Output Event Rates are showing gaps in APM Stack Monitoring page

Hi, I am using On premise elastic stack 7.9.0. And recently we are facing outofmemory issue on one of the java agents.
The APM CallTrace objects are taking more than 2GB which is causing the issue.
Also, we are seeing some gaps in the "Output Event Rate" graph in APM Stack monitoring.

May I know the meaning of these breaks in the graph? And any remedy to the APM Agent OutOfMemory?

@vamsikrishna_medeti Sorry for the late reply.

If a query/process is very heavy (causing OOM errors), the ES Stack Monitoring plugin will start throttling collection rate thus resulting in gaps on the chart. Couple of things we'll need to figure out first.

  • During this period when the chart is showing gaps, are there any logs/errors in the ES/Kibana console?

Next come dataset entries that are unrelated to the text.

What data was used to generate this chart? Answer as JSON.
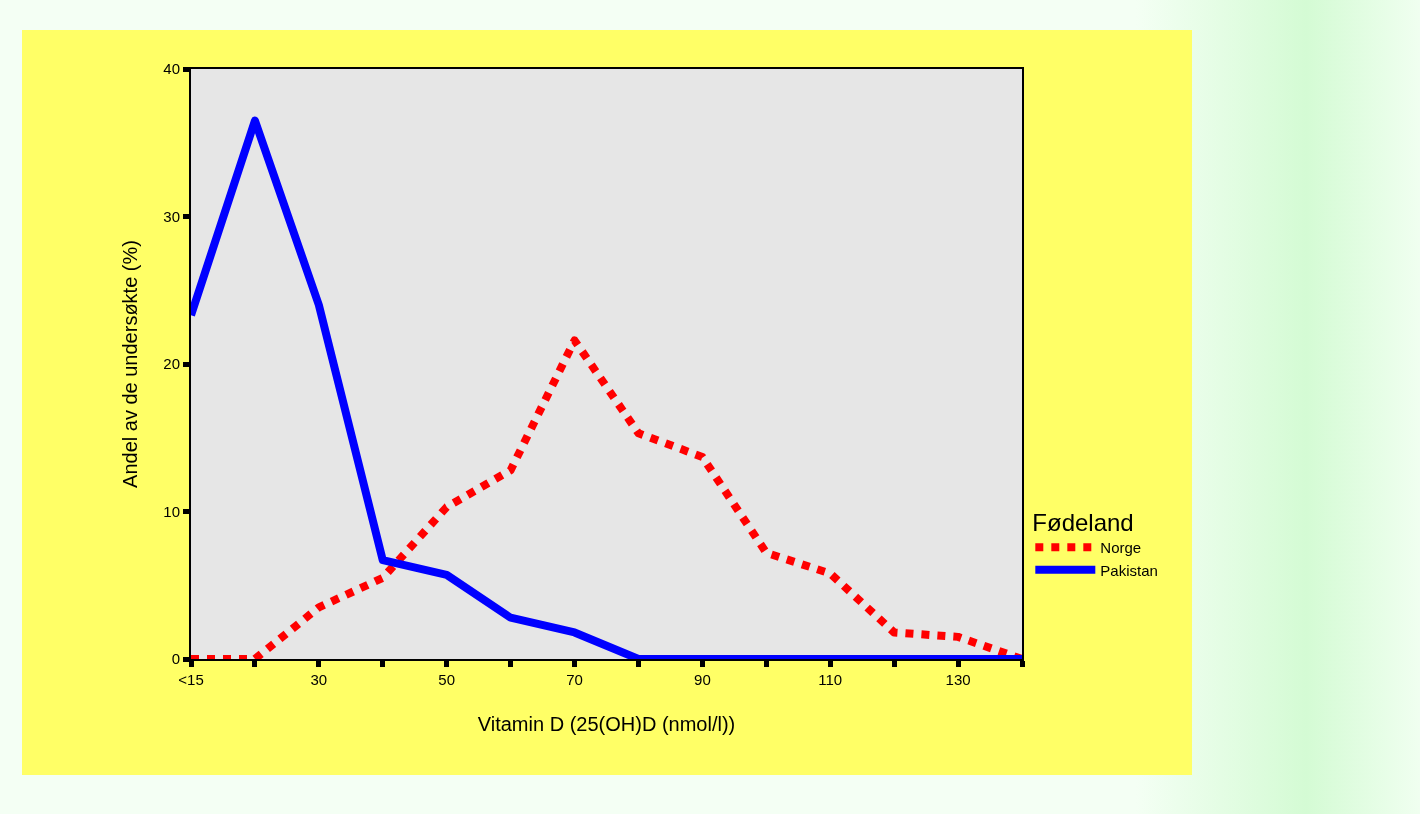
{
  "chart_data": {
    "type": "line",
    "xlabel": "Vitamin D (25(OH)D (nmol/l))",
    "ylabel": "Andel av de undersøkte (%)",
    "legend_title": "Fødeland",
    "x": [
      10,
      20,
      30,
      40,
      50,
      60,
      70,
      80,
      90,
      100,
      110,
      120,
      130,
      140
    ],
    "series": [
      {
        "name": "Norge",
        "color": "#ff0000",
        "line_style": "dotted",
        "values": [
          0,
          0,
          3.5,
          5.5,
          10.3,
          12.8,
          21.6,
          15.3,
          13.7,
          7.2,
          5.8,
          1.8,
          1.5,
          0
        ]
      },
      {
        "name": "Pakistan",
        "color": "#0000ff",
        "line_style": "solid",
        "values": [
          23.3,
          36.5,
          24,
          6.7,
          5.7,
          2.8,
          1.8,
          0,
          0,
          0,
          0,
          0,
          0,
          0
        ]
      }
    ],
    "xlim": [
      10,
      140
    ],
    "xticks": [
      {
        "value": 10,
        "label": "<15"
      },
      {
        "value": 20,
        "label": null
      },
      30,
      {
        "value": 40,
        "label": null
      },
      50,
      {
        "value": 60,
        "label": null
      },
      70,
      {
        "value": 80,
        "label": null
      },
      90,
      {
        "value": 100,
        "label": null
      },
      110,
      {
        "value": 120,
        "label": null
      },
      130,
      {
        "value": 140,
        "label": null
      }
    ],
    "ylim": [
      0,
      40
    ],
    "yticks": [
      0,
      10,
      20,
      30,
      40
    ],
    "grid": false,
    "legend": "right",
    "marker": "none"
  }
}
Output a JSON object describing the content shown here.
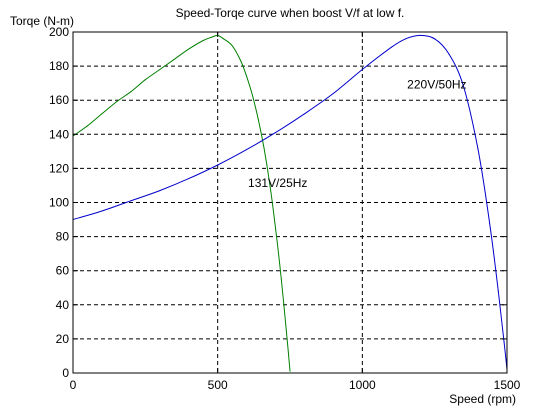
{
  "chart_data": {
    "type": "line",
    "title": "Speed-Torqe curve when boost V/f  at low f.",
    "xlabel": "Speed (rpm)",
    "ylabel": "Torqe (N-m)",
    "xlim": [
      0,
      1500
    ],
    "ylim": [
      0,
      200
    ],
    "xticks": [
      0,
      500,
      1000,
      1500
    ],
    "yticks": [
      0,
      20,
      40,
      60,
      80,
      100,
      120,
      140,
      160,
      180,
      200
    ],
    "grid": true,
    "series": [
      {
        "name": "131V/25Hz",
        "color": "#008000",
        "x": [
          0,
          50,
          100,
          150,
          200,
          250,
          300,
          350,
          400,
          450,
          480,
          500,
          520,
          550,
          580,
          600,
          620,
          640,
          660,
          680,
          700,
          720,
          740,
          750
        ],
        "y": [
          139,
          145,
          152,
          159,
          165,
          172,
          178,
          184,
          190,
          195,
          197,
          198,
          196,
          192,
          183,
          174,
          163,
          149,
          132,
          111,
          85,
          55,
          20,
          1
        ]
      },
      {
        "name": "220V/50Hz",
        "color": "#0000cc",
        "x": [
          0,
          100,
          200,
          300,
          400,
          500,
          600,
          700,
          800,
          900,
          1000,
          1100,
          1150,
          1200,
          1250,
          1300,
          1350,
          1400,
          1440,
          1470,
          1490,
          1500
        ],
        "y": [
          90,
          95,
          101,
          107,
          114,
          122,
          131,
          141,
          152,
          164,
          178,
          191,
          196,
          198,
          196,
          187,
          168,
          131,
          88,
          48,
          18,
          2
        ]
      }
    ],
    "annotations": [
      {
        "text": "220V/50Hz",
        "x": 1155,
        "y": 167
      },
      {
        "text": "131V/25Hz",
        "x": 605,
        "y": 109
      }
    ]
  }
}
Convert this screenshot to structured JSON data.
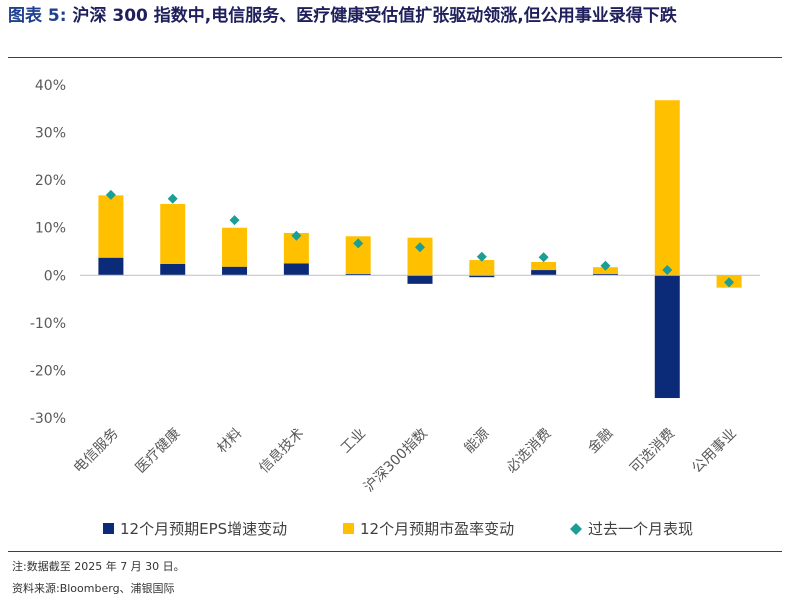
{
  "title": {
    "label": "图表 5:",
    "text": "沪深 300 指数中,电信服务、医疗健康受估值扩张驱动领涨,但公用事业录得下跌"
  },
  "notes": {
    "note": "注:数据截至 2025 年 7 月 30 日。",
    "source": "资料来源:Bloomberg、浦银国际"
  },
  "colors": {
    "eps": "#0b2a78",
    "pe": "#ffc000",
    "total": "#1a9e96",
    "axis_text": "#595959",
    "zero_line": "#bfbfbf",
    "title_blue": "#1f3f8f"
  },
  "chart_data": {
    "type": "bar",
    "stacked": true,
    "categories": [
      "电信服务",
      "医疗健康",
      "材料",
      "信息技术",
      "工业",
      "沪深300指数",
      "能源",
      "必选消费",
      "金融",
      "可选消费",
      "公用事业"
    ],
    "series": [
      {
        "name": "12个月预期EPS增速变动",
        "kind": "bar",
        "values": [
          3.7,
          2.4,
          1.8,
          2.5,
          0.3,
          -1.8,
          -0.4,
          1.1,
          0.3,
          -25.8,
          0.0
        ]
      },
      {
        "name": "12个月预期市盈率变动",
        "kind": "bar",
        "values": [
          13.1,
          12.6,
          8.2,
          6.4,
          7.9,
          7.9,
          3.2,
          1.7,
          1.4,
          36.8,
          -2.6
        ]
      },
      {
        "name": "过去一个月表现",
        "kind": "marker",
        "values": [
          16.9,
          16.1,
          11.6,
          8.3,
          6.7,
          5.9,
          3.9,
          3.8,
          2.0,
          1.1,
          -1.5
        ]
      }
    ],
    "ylim": [
      -30,
      40
    ],
    "yticks": [
      "-30%",
      "-20%",
      "-10%",
      "0%",
      "10%",
      "20%",
      "30%",
      "40%"
    ],
    "ytick_values": [
      -30,
      -20,
      -10,
      0,
      10,
      20,
      30,
      40
    ],
    "legend_position": "bottom",
    "grid": false
  }
}
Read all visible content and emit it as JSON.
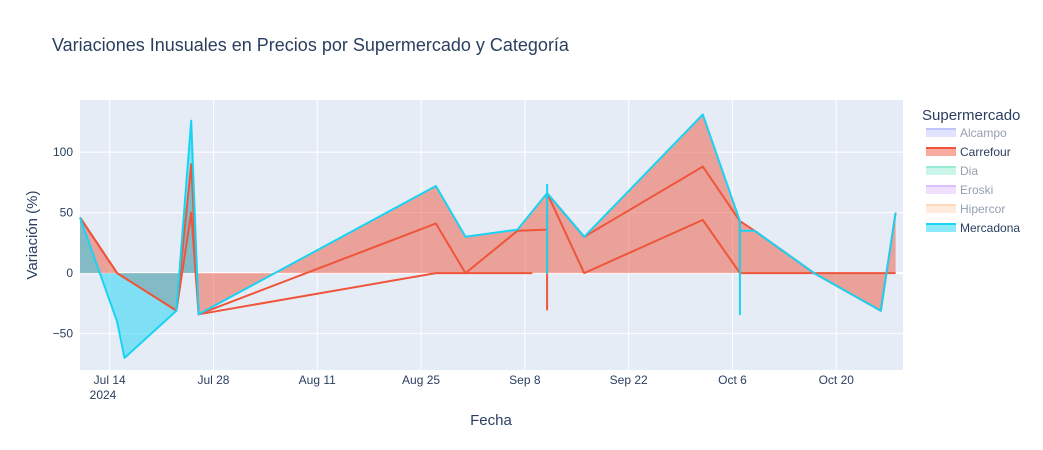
{
  "chart_data": {
    "type": "area",
    "title": "Variaciones Inusuales en Precios por Supermercado y Categoría",
    "xlabel": "Fecha",
    "ylabel": "Variación (%)",
    "x_range": [
      "2024-07-10",
      "2024-10-29"
    ],
    "ylim": [
      -80,
      143
    ],
    "y_ticks": [
      -50,
      0,
      50,
      100
    ],
    "y_tick_labels": [
      "−50",
      "0",
      "50",
      "100"
    ],
    "x_ticks": [
      "2024-07-14",
      "2024-07-28",
      "2024-08-11",
      "2024-08-25",
      "2024-09-08",
      "2024-09-22",
      "2024-10-06",
      "2024-10-20"
    ],
    "x_tick_labels": [
      "Jul 14",
      "Jul 28",
      "Aug 11",
      "Aug 25",
      "Sep 8",
      "Sep 22",
      "Oct 6",
      "Oct 20"
    ],
    "x_year_label": "2024",
    "grid": true,
    "legend": {
      "title": "Supermercado",
      "placement": "right",
      "items": [
        {
          "name": "Alcampo",
          "color": "#636efa",
          "visible": false
        },
        {
          "name": "Carrefour",
          "color": "#ef553b",
          "visible": true
        },
        {
          "name": "Dia",
          "color": "#00cc96",
          "visible": false
        },
        {
          "name": "Eroski",
          "color": "#ab63fa",
          "visible": false
        },
        {
          "name": "Hipercor",
          "color": "#ffa15a",
          "visible": false
        },
        {
          "name": "Mercadona",
          "color": "#19d3f3",
          "visible": true
        }
      ]
    },
    "series": [
      {
        "name": "Carrefour",
        "color": "#ef553b",
        "lines": [
          [
            [
              "2024-07-10",
              46
            ],
            [
              "2024-07-15",
              0
            ],
            [
              "2024-07-23",
              -31
            ],
            [
              "2024-07-25",
              50
            ],
            [
              "2024-07-26",
              -34
            ],
            [
              "2024-08-27",
              0
            ],
            [
              "2024-09-09",
              0
            ]
          ],
          [
            [
              "2024-07-10",
              46
            ],
            [
              "2024-07-15",
              0
            ],
            [
              "2024-07-23",
              -31
            ],
            [
              "2024-07-25",
              90
            ],
            [
              "2024-07-26",
              -34
            ],
            [
              "2024-08-27",
              41
            ],
            [
              "2024-08-31",
              0
            ],
            [
              "2024-09-07",
              35
            ],
            [
              "2024-09-11",
              36
            ],
            [
              "2024-09-11",
              -30
            ],
            [
              "2024-09-11",
              66
            ],
            [
              "2024-09-16",
              0
            ],
            [
              "2024-10-02",
              44
            ],
            [
              "2024-10-07",
              0
            ],
            [
              "2024-10-07",
              43
            ],
            [
              "2024-10-09",
              35
            ],
            [
              "2024-10-17",
              0
            ],
            [
              "2024-10-26",
              -31
            ],
            [
              "2024-10-28",
              50
            ]
          ],
          [
            [
              "2024-09-11",
              66
            ],
            [
              "2024-09-16",
              30
            ],
            [
              "2024-10-02",
              88
            ],
            [
              "2024-10-07",
              43
            ],
            [
              "2024-10-07",
              0
            ],
            [
              "2024-10-28",
              0
            ]
          ]
        ],
        "area": [
          [
            "2024-07-10",
            46
          ],
          [
            "2024-07-15",
            0
          ],
          [
            "2024-07-23",
            -31
          ],
          [
            "2024-07-25",
            90
          ],
          [
            "2024-07-26",
            -34
          ],
          [
            "2024-08-27",
            72
          ],
          [
            "2024-08-31",
            30
          ],
          [
            "2024-09-07",
            36
          ],
          [
            "2024-09-11",
            66
          ],
          [
            "2024-09-16",
            30
          ],
          [
            "2024-10-02",
            131
          ],
          [
            "2024-10-07",
            43
          ],
          [
            "2024-10-09",
            35
          ],
          [
            "2024-10-17",
            0
          ],
          [
            "2024-10-26",
            -31
          ],
          [
            "2024-10-28",
            50
          ]
        ]
      },
      {
        "name": "Mercadona",
        "color": "#19d3f3",
        "lines": [
          [
            [
              "2024-07-10",
              46
            ],
            [
              "2024-07-15",
              -40
            ],
            [
              "2024-07-16",
              -70
            ],
            [
              "2024-07-23",
              -31
            ],
            [
              "2024-07-25",
              126
            ],
            [
              "2024-07-26",
              -34
            ],
            [
              "2024-08-27",
              72
            ],
            [
              "2024-08-31",
              30
            ],
            [
              "2024-09-07",
              36
            ],
            [
              "2024-09-11",
              66
            ],
            [
              "2024-09-11",
              73
            ],
            [
              "2024-09-11",
              0
            ],
            [
              "2024-09-11",
              66
            ],
            [
              "2024-09-16",
              30
            ],
            [
              "2024-10-02",
              131
            ],
            [
              "2024-10-07",
              43
            ],
            [
              "2024-10-07",
              -34
            ],
            [
              "2024-10-07",
              35
            ],
            [
              "2024-10-09",
              35
            ],
            [
              "2024-10-17",
              0
            ],
            [
              "2024-10-26",
              -31
            ],
            [
              "2024-10-28",
              50
            ]
          ]
        ],
        "area": [
          [
            "2024-07-10",
            46
          ],
          [
            "2024-07-15",
            -40
          ],
          [
            "2024-07-16",
            -70
          ],
          [
            "2024-07-23",
            -31
          ],
          [
            "2024-07-25",
            126
          ],
          [
            "2024-07-26",
            -34
          ]
        ]
      }
    ]
  }
}
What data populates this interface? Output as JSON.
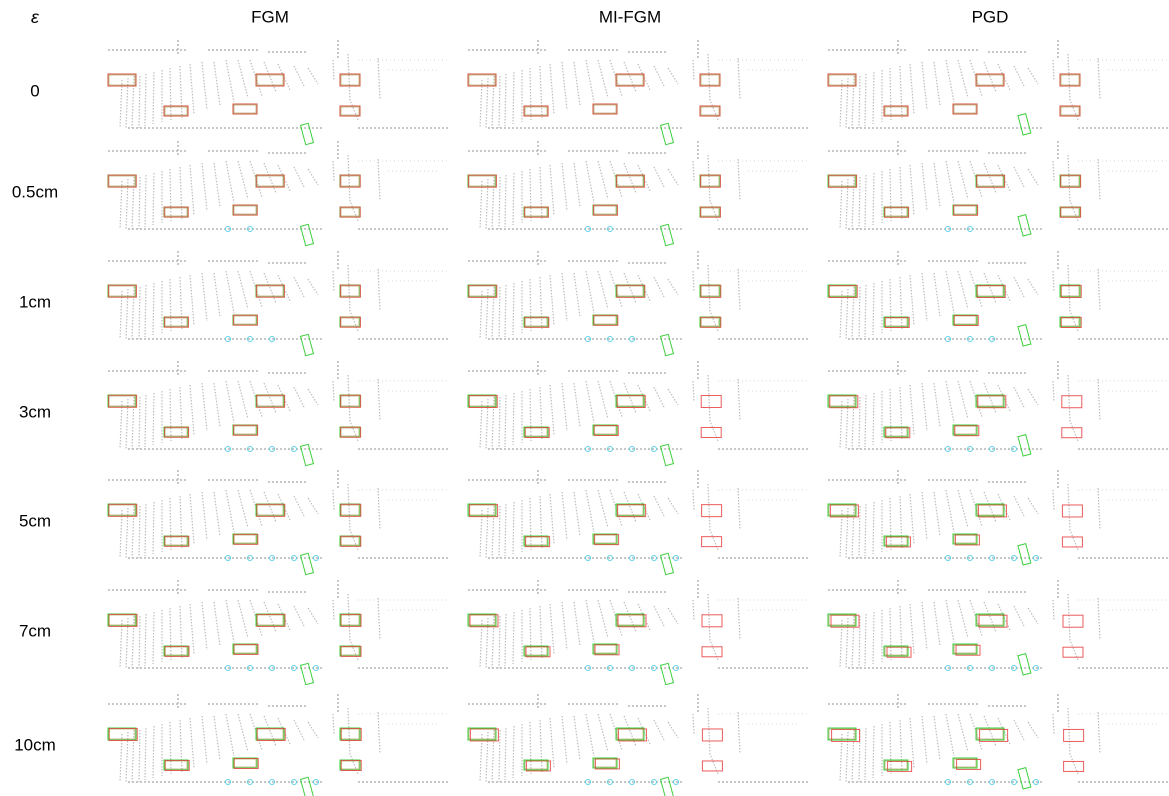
{
  "header": {
    "symbol": "ε",
    "columns": [
      "FGM",
      "MI-FGM",
      "PGD"
    ]
  },
  "rows": [
    "0",
    "0.5cm",
    "1cm",
    "3cm",
    "5cm",
    "7cm",
    "10cm"
  ]
}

  • Have you tried identifying the query causing the OOM? (usually the one that is the slowest). You can do this via:

monitoring.elasticsearch.hosts: ["http://localhost:9200"]
monitoring.elasticsearch.logQueries: true
logging.verbose: true
  • Try running the output rate query independently and see if it occasionally times out (or if the result also has gaps). Be sure to replace your own cluster_uuid:
GET .monitoring-beats-6-*,.monitoring-beats-7-*/_search
{
  "size": 0,
  "query": {
    "bool": {
      "filter": [
        {
          "term": {
            "cluster_uuid": "Q4FBbFszTj6jnCWhBG0Pgw"
          }
        },
        {
          "range": {
            "beats_stats.timestamp": {
              "gte": "now-1h"
            }
          }
        }
      ]
    }
  },
  "aggs": {
    "check": {
      "date_histogram": {
        "field": "beats_stats.timestamp",
        "fixed_interval": "30s"
      },
      "aggs": {
        "metric": {
          "max": {
            "field": "beats_stats.metrics.libbeat.output.events.total"
          }
        },
        "metric_deriv": {
          "derivative": {
            "buckets_path": "event_rate",
            "gap_policy": "skip",
            "unit": "1s"
          }
        },
        "beats_uuids": {
          "terms": {
            "field": "beats_stats.beat.uuid",
            "size": 1
          },
          "aggs": {
            "event_rate_per_beat": {
              "max": {
                "field": "beats_stats.metrics.libbeat.output.events.total"
              }
            }
          }
        },
        "event_rate": {
          "sum_bucket": {
            "buckets_path": "beats_uuids>event_rate_per_beat",
            "gap_policy": "skip"
          }
        }
      }
    }
  }
}
  • One thing to also try is different time ranges, so instead of the default 1h ago try things like 15m or 6h etc. This way we can figure out if it's a max bucket issue

  • This might also be because the cluster resources are under provisioned. Have you tried increasing nodes/memory (JVM)?

This topic was automatically closed 28 days after the last reply. New replies are no longer allowed.